Why Supply Chain Could Be Ground Zero for AI

The best AI applications in supply chain may not start with technology. They start with the task to be done.Messy, irregular, or open-ended tasks might not be there yet. But data-rich, repeatable, goal-driven workflows are already proving fertile ground for early success and long-term compounding gains.

Amir Taichman
Founder & CEO
May 29, 2025

Some parts of business run on vibes. Supply chain doesn’t.

It’s full of things that creep up on you. A wrong item packed in a box. A delay you only discover when it’s already happened. It's a world where little mistakes compound into big problems. And that’s exactly what makes it a fertile ground for AI.

While much of the attention around generative AI has been focused on writing emails and polishing presentations, we’ve been more interested in invoices and containers. Not because it’s more glamorous, but because the environment is better suited to what AI actually needs.

AI doesn’t thrive on hype. It needs structure, repetition, and feedback. And supply chains happen to offer all three.

What Makes a Task Right for AI?

We’ve been thinking about this a lot. Not every role or workflow is ready for AI. But some stand out and they tend to share three characteristics:

  1. High Volume - AI improves with repetition. Tasks that occur 10,000 times a week like freight quotes, inventory checks, and PO reconciliations offer far more potential than something that happens once a quarter.
  2. Structured Data - The supply chain may not always be clean, but data is organized and plentiful. Timestamps, weights, SKUs, carrier codes — this kind of data is ideal for AI to parse and learn from.
  3. Outcome-Oriented - Did the shipment arrive on time? Did we overpay? Should we have taken a different route? These are not open-ended questions. There’s a clear answer and that clarity makes it easier to train models toward measurable results.

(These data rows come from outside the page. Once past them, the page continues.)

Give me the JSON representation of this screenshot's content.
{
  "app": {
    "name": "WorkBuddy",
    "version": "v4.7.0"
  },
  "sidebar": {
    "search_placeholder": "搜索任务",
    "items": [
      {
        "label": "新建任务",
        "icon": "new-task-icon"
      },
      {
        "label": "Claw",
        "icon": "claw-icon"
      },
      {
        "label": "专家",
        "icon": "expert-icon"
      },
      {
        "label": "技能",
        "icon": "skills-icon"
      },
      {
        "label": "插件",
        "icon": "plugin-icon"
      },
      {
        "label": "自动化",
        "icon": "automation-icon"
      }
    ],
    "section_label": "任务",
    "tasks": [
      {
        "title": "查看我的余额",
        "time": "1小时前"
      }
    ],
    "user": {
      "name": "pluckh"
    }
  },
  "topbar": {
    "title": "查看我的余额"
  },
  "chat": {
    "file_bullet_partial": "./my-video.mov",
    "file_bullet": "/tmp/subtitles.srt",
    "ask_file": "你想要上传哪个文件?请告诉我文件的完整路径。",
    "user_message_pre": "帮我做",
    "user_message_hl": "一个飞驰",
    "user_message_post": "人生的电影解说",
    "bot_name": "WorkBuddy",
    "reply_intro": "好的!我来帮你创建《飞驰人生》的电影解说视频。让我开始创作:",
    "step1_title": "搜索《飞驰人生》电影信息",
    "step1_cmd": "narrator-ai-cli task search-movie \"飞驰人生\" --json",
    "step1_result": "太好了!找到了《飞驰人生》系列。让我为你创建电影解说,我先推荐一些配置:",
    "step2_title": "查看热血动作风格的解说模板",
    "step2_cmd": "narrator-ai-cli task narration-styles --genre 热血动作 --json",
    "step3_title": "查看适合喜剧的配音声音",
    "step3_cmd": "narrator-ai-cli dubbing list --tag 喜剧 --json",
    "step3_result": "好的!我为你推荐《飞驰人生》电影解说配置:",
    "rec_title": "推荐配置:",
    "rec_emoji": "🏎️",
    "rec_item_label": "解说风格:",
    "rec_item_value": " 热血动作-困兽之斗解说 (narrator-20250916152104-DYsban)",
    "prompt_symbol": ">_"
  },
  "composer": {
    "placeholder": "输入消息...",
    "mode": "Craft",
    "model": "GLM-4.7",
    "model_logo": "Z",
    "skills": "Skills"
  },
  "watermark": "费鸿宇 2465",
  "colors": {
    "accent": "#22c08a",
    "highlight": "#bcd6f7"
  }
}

When a task is frequent, structured, and tied to a tangible outcome, it becomes a prime candidate for AI support.

Consider Freight Audit as an example

Freight invoice audit is dull, repetitive, and hugely important. Humans don’t like doing it, and when they do, they usually spot the obvious stuff and miss the edge cases. AI, on the other hand, is relentless. It compares every line, every charge, every contract. It never gets tired. And when trained on your real-world billing practices, it gets frighteningly accurate.

More importantly, audit has knock-on effects. It reveals patterns. Done right, it helps pinpoint recurring breakdowns and systemic inefficiencies. It becomes the operational feedback loop that other decisions can plug into.

Contract negotiation is another area that lights up.

Less frequent than audit, but no less impactful. Contract negotiation is fundamentally a data problem: historic rates, performance metrics, SLAs, and risk thresholds. This is where AI shows its value in augmenting decision-making by surfacing patterns, highlighting outliers, and even simulating "what if" scenarios. Think of it as a powerful research assistant that never sleeps.

A few other good examples worth mentioning:

A few areas are already showing promise, with potential to scale further:

  • Carrier Selection: Choosing the right carrier based on historical outcomes, not just rates.

  • Shipment Booking: Matching POs to contracts and booking accordingly.

  • Payment Automation: Working with audit and contract data to streamline accurate payments.
  • Exception Handling: Catching anomalies before they turn into delays. This includes missed transshipments, cold chain breaches, ripple effects from port disruptions.

  • Inventory Replenishment: Using signals like sales data, weather, or marketing events to improve reorder accuracy.

  • Customer Service: Answering the same question 10,000 times, i.e. “Where’s my order?”, with minimal human involvement. This frees up your logistics customer service team for more complex cases. 

A Shift in Mindset

What this all points to is a mindset shift: The best AI applications in supply chain may not start with technology. They start with the task to be done.

Messy, irregular, or open-ended tasks might not be there yet. But data-rich, repeatable, goal-driven workflows are already proving fertile ground for early success and long-term compounding gains.

This is why we keep coming back to audit and negotiation. They’re clear, measurable, and already showing results. And more importantly, they’re interconnected. Audit is informed by contract terms. Negotiations are shaped by historical audit data. The loop gets tighter. The system gets smarter.

That’s the bar. Not whether it’s exciting. But whether it works, and whether it scales.

Looking Ahead

AI won’t fix everything. It won’t eliminate chaos. And it certainly won’t make the containers move faster (not yet, anyway). But used in the right places, by the right teams, it can remove friction, reveal insight, and quietly transform the way supply chains run.

And maybe the most telling sign that it’s working? You won’t notice it. The task just gets done better, faster, and with fewer surprises.